There are peppers that are simply hot. Then there are those that make you respect the pepper. Finally, you have spiciness that's the equivalent of a religious experience because it makes you realize there are forces in this universe that are far more powerful than you will ever be. The ghost pepper is one such experience. I've tried it once before, on chicken wings in a restaurant in the Upper Peninsula of Michigan of all places. In terms of the religious aspect, it did not disappoint.
|My pastor says I make the same face when I take Holy Communion.|
Naturally, when I saw the ghost peppers for sale at Cub on Broadway, I absolutely had to try my hand cooking with them. There was one little problem though...
...namely, HOW TO COOK IT? I did a fair amount of research, and most Google entries consist of discussion forums where people whine about how hot this is, youtube videos of those foolish enough to eat them whole (I'd put a link up to one, but every one I watched contained people using Very Bad Words), and websites where you can buy ghost pepper sauce. Actual recipes are rather scarce.
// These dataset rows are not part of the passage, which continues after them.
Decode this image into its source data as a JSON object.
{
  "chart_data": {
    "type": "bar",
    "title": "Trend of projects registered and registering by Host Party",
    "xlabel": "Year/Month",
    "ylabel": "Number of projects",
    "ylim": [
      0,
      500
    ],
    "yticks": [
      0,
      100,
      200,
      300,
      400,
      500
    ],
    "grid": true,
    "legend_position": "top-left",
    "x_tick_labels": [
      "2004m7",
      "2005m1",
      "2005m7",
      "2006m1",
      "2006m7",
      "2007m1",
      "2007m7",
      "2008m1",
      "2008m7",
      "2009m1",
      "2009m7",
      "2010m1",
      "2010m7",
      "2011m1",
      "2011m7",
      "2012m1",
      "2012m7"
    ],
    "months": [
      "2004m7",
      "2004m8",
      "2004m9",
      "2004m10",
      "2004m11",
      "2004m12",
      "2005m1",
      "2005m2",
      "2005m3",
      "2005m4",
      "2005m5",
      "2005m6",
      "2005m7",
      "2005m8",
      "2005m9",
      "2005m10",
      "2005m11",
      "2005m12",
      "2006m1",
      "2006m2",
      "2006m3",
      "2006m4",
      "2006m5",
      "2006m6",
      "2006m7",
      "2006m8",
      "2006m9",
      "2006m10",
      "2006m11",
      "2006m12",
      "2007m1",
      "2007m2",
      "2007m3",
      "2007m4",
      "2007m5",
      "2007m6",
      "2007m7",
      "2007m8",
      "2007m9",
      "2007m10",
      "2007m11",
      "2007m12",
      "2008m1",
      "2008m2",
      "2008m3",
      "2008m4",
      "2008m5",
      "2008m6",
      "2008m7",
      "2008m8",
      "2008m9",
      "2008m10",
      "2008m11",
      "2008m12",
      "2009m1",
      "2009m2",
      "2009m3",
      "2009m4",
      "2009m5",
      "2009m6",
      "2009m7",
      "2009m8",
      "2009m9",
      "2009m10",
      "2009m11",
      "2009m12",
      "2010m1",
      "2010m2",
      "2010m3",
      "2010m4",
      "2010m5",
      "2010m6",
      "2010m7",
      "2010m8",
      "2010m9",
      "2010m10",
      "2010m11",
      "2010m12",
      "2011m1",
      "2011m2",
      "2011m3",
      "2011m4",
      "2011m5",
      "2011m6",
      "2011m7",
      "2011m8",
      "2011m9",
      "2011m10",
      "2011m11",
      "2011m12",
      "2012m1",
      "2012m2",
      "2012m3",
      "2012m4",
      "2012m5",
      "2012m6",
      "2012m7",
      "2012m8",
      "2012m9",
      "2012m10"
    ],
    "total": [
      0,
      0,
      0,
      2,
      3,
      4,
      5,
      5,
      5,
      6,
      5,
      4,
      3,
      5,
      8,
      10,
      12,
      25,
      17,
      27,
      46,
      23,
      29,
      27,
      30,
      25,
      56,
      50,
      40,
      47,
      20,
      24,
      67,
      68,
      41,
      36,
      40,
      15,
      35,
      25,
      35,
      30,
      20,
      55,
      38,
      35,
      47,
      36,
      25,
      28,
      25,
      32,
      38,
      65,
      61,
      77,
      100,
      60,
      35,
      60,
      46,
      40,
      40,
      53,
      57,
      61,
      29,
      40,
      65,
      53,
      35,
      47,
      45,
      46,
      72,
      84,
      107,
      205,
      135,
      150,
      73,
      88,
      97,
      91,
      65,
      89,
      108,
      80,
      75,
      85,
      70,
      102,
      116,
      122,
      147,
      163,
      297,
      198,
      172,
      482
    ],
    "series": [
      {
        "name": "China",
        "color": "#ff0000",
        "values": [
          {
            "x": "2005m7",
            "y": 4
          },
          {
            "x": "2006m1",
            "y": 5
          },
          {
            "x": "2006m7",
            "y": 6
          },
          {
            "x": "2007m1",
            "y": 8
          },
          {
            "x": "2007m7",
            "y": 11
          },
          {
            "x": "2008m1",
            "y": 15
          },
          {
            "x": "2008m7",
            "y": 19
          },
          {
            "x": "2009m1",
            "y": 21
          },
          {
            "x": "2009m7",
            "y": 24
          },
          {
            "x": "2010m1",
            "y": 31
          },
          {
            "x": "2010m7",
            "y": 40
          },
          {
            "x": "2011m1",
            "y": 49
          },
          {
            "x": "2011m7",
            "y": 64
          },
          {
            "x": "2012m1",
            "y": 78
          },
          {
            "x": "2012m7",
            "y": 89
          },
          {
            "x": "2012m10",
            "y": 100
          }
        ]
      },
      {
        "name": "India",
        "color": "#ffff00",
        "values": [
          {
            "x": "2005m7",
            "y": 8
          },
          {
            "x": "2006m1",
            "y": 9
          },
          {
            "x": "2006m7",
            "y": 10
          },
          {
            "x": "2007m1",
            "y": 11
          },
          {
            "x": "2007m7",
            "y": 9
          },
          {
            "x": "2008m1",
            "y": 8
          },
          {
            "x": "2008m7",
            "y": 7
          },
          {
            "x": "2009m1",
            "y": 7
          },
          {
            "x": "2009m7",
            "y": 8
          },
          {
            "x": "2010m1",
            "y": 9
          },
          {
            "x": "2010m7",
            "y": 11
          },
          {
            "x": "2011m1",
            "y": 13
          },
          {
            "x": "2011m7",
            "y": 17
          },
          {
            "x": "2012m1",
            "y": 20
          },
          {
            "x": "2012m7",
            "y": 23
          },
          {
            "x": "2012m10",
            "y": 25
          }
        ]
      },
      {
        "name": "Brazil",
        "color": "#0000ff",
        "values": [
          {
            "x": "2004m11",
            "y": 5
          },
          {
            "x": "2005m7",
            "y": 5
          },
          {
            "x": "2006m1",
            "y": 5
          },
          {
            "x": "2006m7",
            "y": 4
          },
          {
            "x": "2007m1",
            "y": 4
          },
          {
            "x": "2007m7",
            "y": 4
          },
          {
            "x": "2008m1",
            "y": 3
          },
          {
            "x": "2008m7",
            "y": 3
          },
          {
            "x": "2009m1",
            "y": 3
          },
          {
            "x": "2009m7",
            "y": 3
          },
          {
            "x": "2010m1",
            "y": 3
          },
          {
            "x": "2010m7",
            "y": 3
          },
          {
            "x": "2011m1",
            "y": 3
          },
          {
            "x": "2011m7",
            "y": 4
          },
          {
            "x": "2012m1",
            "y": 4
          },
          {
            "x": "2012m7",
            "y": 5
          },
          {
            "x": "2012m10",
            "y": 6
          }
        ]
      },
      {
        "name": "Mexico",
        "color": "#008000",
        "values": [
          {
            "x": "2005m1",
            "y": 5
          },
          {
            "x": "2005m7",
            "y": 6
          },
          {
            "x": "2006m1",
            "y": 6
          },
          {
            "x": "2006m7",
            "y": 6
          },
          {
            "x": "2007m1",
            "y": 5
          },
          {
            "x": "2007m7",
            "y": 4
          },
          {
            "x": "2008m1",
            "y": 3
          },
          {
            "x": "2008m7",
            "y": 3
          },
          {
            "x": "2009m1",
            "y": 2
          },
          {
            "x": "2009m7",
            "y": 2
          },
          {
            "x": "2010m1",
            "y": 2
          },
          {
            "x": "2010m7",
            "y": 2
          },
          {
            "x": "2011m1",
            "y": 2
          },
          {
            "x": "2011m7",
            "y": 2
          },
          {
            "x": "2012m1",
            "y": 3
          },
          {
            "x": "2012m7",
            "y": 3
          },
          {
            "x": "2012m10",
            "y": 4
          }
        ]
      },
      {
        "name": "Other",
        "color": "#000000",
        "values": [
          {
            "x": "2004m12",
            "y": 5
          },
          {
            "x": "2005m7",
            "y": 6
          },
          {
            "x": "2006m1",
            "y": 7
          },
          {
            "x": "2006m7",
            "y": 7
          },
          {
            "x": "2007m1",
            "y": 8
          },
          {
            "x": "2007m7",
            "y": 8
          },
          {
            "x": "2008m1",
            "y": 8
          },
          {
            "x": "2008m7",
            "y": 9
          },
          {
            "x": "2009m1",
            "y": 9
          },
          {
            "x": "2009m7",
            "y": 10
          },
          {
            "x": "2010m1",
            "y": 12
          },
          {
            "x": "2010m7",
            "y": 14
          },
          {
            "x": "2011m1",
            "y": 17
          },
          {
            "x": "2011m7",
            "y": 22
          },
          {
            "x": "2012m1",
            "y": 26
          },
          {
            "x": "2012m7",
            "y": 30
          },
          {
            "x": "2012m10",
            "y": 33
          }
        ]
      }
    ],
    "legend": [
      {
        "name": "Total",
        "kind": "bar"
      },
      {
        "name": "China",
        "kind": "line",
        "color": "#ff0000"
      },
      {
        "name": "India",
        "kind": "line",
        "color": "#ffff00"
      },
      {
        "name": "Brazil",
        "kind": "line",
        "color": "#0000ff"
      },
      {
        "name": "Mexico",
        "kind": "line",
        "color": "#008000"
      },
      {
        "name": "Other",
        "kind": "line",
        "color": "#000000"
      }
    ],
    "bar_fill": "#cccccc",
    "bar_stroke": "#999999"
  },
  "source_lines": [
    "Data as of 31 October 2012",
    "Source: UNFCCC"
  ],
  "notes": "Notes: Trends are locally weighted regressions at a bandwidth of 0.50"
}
We've come across this before on NoMi blogs, primarily over on Johnny Northside. Guifiti (which is not very good, I have to admit), bugs, and snails are just a few of the things we've tried eating with varying degrees of success. So, in the interest of forging a new path for others to find out how to cook with ghost peppers, I picked up a pack and went to work. I learned to cook from the grandma school of cooking, where amounts and specific ingredients are never certain, so I'm doing my best to reverse-engineer the chili:
Hawkman Ghost Pepper Chili
In one pan, saute the following ingredients:
1.5 pounds of lean ground beef (VEGETARIAN/PETA-FRIENDLY DISCLAIMER: No animals were harmed in the making of this recipe. Oh, except for the cow.) (SECOND VEGETARIAN/PETA DISCLAIMER: for a meatless version of this same recipe, simply read this article and then continue as directed.)
1 bell pepper, minced
1 poblano pepper, minced
1 red onion, minced
10 oz. cherub tomatoes, cut in half
1/2 head of garlic
cilantro, cayenne pepper, red wine to taste
2 ghost peppers, seeded, ribbed, and minced (the recipes online called for one ghost pepper)
In a separate pot, combine the following ingredients and simmer:
5 12-15 oz. cans of varied beans (I usually go with 2 light red kidney beans, 2 dark red, and either black beans or chick peas)
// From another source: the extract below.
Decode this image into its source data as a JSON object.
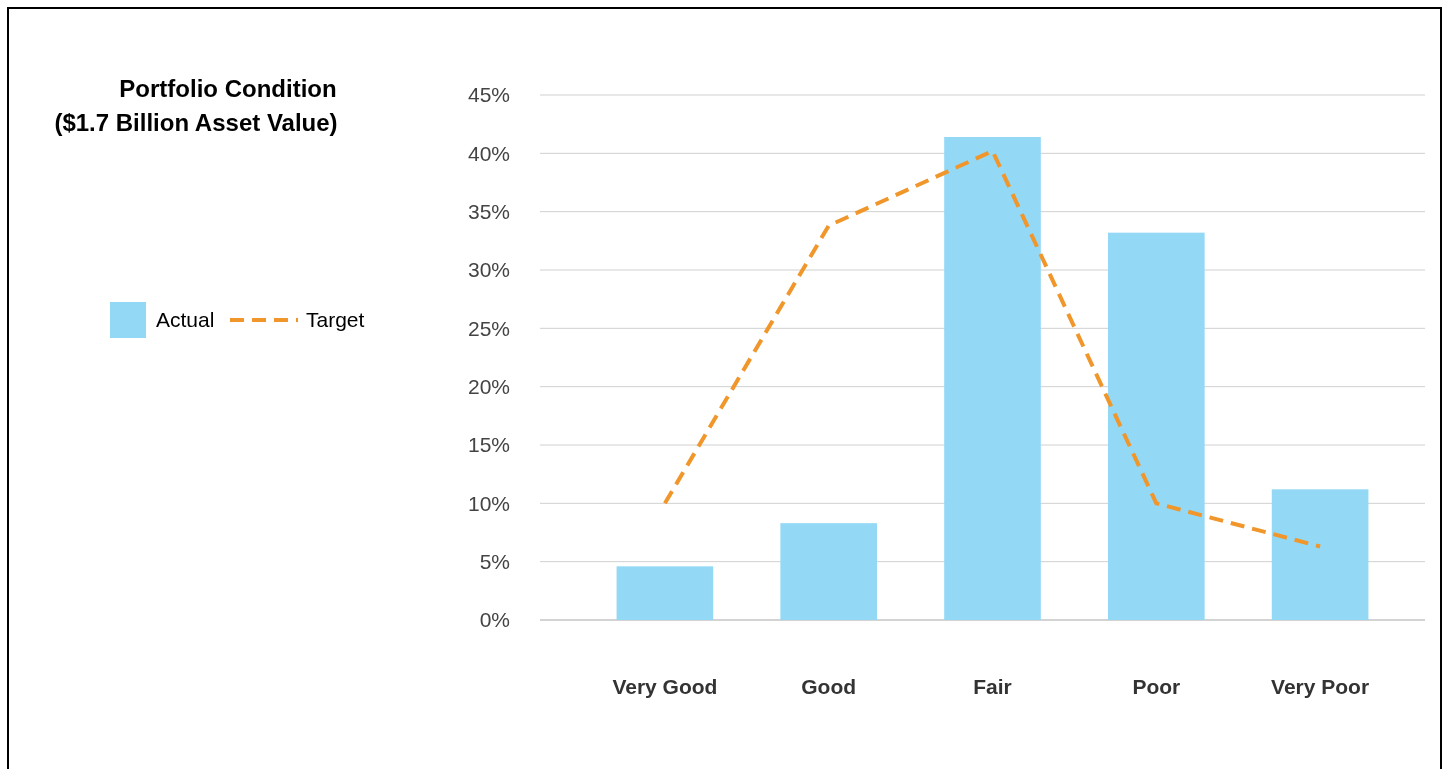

Two whole tomatoes, crushed
3 dried red chili peppers
3 dried guajillo peppers
1/2 head of garlic
the contents of one Carroll Shelby's chili mix packet. I don't add the salt from there, however.
2 ghost peppers, seeded, ribbed, and minced
(I realize I am adding four ghost peppers here. First, I do have a rather high tolerance for spicy foods. Second, these particular peppers were grown in California, not India. That might have something to do with it. Or try adding one or two as well as the seeds.)
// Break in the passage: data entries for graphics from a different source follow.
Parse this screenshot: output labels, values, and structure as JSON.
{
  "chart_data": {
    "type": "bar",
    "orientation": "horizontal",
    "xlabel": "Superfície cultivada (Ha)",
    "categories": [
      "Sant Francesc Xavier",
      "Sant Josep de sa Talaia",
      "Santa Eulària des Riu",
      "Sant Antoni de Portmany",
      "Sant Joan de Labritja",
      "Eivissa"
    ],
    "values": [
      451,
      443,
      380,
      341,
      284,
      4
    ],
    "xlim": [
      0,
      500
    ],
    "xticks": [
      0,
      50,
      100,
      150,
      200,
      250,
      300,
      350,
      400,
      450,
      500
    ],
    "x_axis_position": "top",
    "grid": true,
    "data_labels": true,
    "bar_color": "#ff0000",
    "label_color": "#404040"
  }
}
Drain off the grease from the pan with the meat, combine the ingredients, and simmer for a while more. (how long, you ask? What, you can't figure out when chili is done?) Serve with cheese and sour cream (the vegans are now calling this "cultured cow nectar.") and a side of tortilla chips or corn bread. Have a healthy supply of beer to wash it down.
And now that I know how the ghost pepper at our local grocer tastes, I'll get more creative with other recipes. Until then, check out Cub on Broadway for a surprising variety of rare fruits and vegetables.